One possibility is that, at some point in the evolution of our species, the marauding, murderous male stranger became equated in people’s minds with the “free rider.” A free rider is an individual who seeks to benefit from others without paying the price of cooperation. Thus, all the aggression marshaled by the dreaming brain and intended to control or defeat male strangers was now redirected at outsiders and free riders. Religions everywhere present costly barriers to admission – such as circumcision rituals – that are designed to keep out these sorts of free riders. And we know that altruistic forms of punishment are most often inflicted by the gods and religious authorities.

But then how would this “male stranger = free rider” idea explain the universal tendency of religious people to ascribe prophetic content to dreams? Dreams, after all, were considered reliable indicators of future prospects for the dreamer. While being victimized by an aggressor in your dreams might conceivably help you to better defend yourself from violent people – or even from free riders – in waking life, it’s hard to see how it would help you predict the future. Another possibility is that the self as victim of aggression in a dream could be correlated with sacrifice in religious ceremonies. The killing of victims in religious sacrifices was very common in some traditional religions. But, again, it’s hard to see how the dream content would influence or be influenced by sacrificial rites in religious ceremonies – never mind the purported prophetic content of dreams. We have to conclude that we simply do not know why dreams were so important to religious traditions worldwide. It is a question still not addressed by the new sciences of religion.

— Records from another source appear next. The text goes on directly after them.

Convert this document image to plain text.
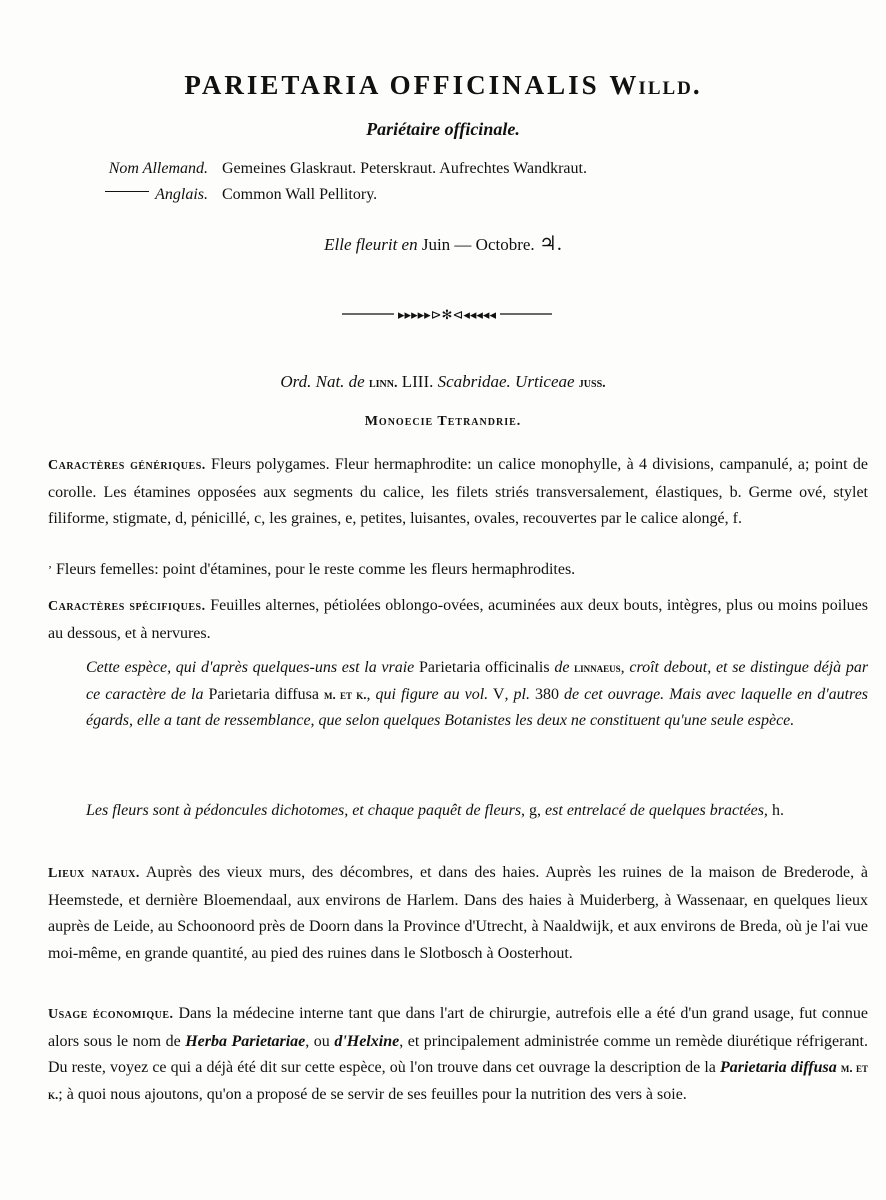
PARIETARIA OFFICINALIS Willd.
Pariétaire officinale.
Nom Allemand. Gemeines Glaskraut. Peterskraut. Aufrechtes Wandkraut.
Anglais. Common Wall Pellitory.
Elle fleurit en Juin — Octobre. ♃.
▸▸▸▸▸⊳✻⊲◂◂◂◂◂
Ord. Nat. de linn. LIII. Scabridae. Urticeae juss.
Monoecie Tetrandrie.
Caractères génériques. Fleurs polygames. Fleur hermaphrodite: un calice monophylle, à 4 divisions, campanulé, a; point de corolle. Les étamines opposées aux segments du calice, les filets striés transversalement, élastiques, b. Germe ové, stylet filiforme, stigmate, d, pénicillé, c, les graines, e, petites, luisantes, ovales, recouvertes par le calice alongé, f.
ʼ Fleurs femelles: point d'étamines, pour le reste comme les fleurs hermaphrodites.
Caractères spécifiques. Feuilles alternes, pétiolées oblongo-ovées, acuminées aux deux bouts, intègres, plus ou moins poilues au dessous, et à nervures.
Cette espèce, qui d'après quelques-uns est la vraie Parietaria officinalis de linnaeus, croît debout, et se distingue déjà par ce caractère de la Parietaria diffusa m. et k., qui figure au vol. V, pl. 380 de cet ouvrage. Mais avec laquelle en d'autres égards, elle a tant de ressemblance, que selon quelques Botanistes les deux ne constituent qu'une seule espèce.
Les fleurs sont à pédoncules dichotomes, et chaque paquêt de fleurs, g, est entrelacé de quelques bractées, h.
Lieux nataux. Auprès des vieux murs, des décombres, et dans des haies. Auprès les ruines de la maison de Brederode, à Heemstede, et dernière Bloemendaal, aux environs de Harlem. Dans des haies à Muiderberg, à Wassenaar, en quelques lieux auprès de Leide, au Schoonoord près de Doorn dans la Province d'Utrecht, à Naaldwijk, et aux environs de Breda, où je l'ai vue moi-même, en grande quantité, au pied des ruines dans le Slotbosch à Oosterhout.
Usage économique. Dans la médecine interne tant que dans l'art de chirurgie, autrefois elle a été d'un grand usage, fut connue alors sous le nom de Herba Parietariae, ou d'Helxine, et principalement administrée comme un remède diurétique réfrigerant. Du reste, voyez ce qui a déjà été dit sur cette espèce, où l'on trouve dans cet ouvrage la description de la Parietaria diffusa m. et k.; à quoi nous ajoutons, qu'on a proposé de se servir de ses feuilles pour la nutrition des vers à soie.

References. All of the claims made in the text are substantiated in the following sources by the author.

McNamara, P., Johnson, P., McLaren, D., Harris, E., Beauharnais, C., & Auerbach, S. (2010). “REM and NREM sleep mentation.” International Review of Neurobiology, 92, 69-86.

McNamara, P. (2008). Nightmares: The science and solution of those frightening visions during sleep. Westport, CT: Praeger Perspectives.

McNamara, P. (2004). An evolutionary psychology of sleep and dreams. Westport, CT: Praeger/Greenwood Press.

Barrett, D., & McNamara, P. (Eds.). (forthcoming, 2012). Encyclopedia of sleep and dreams (3 volumes). Westford, CT: ABC-CLIO.

McNamara, P., Nunn, C. L., & Barton, R. A. (Eds.). (2010). Evolution of sleep: Phylogenetic and functional perspectives. New York: Cambridge University Press.

Barrett, D., & McNamara, P. (Eds.). (2007). The new science of dreaming (3 volumes). Westport, CT and London: Praeger Perspectives.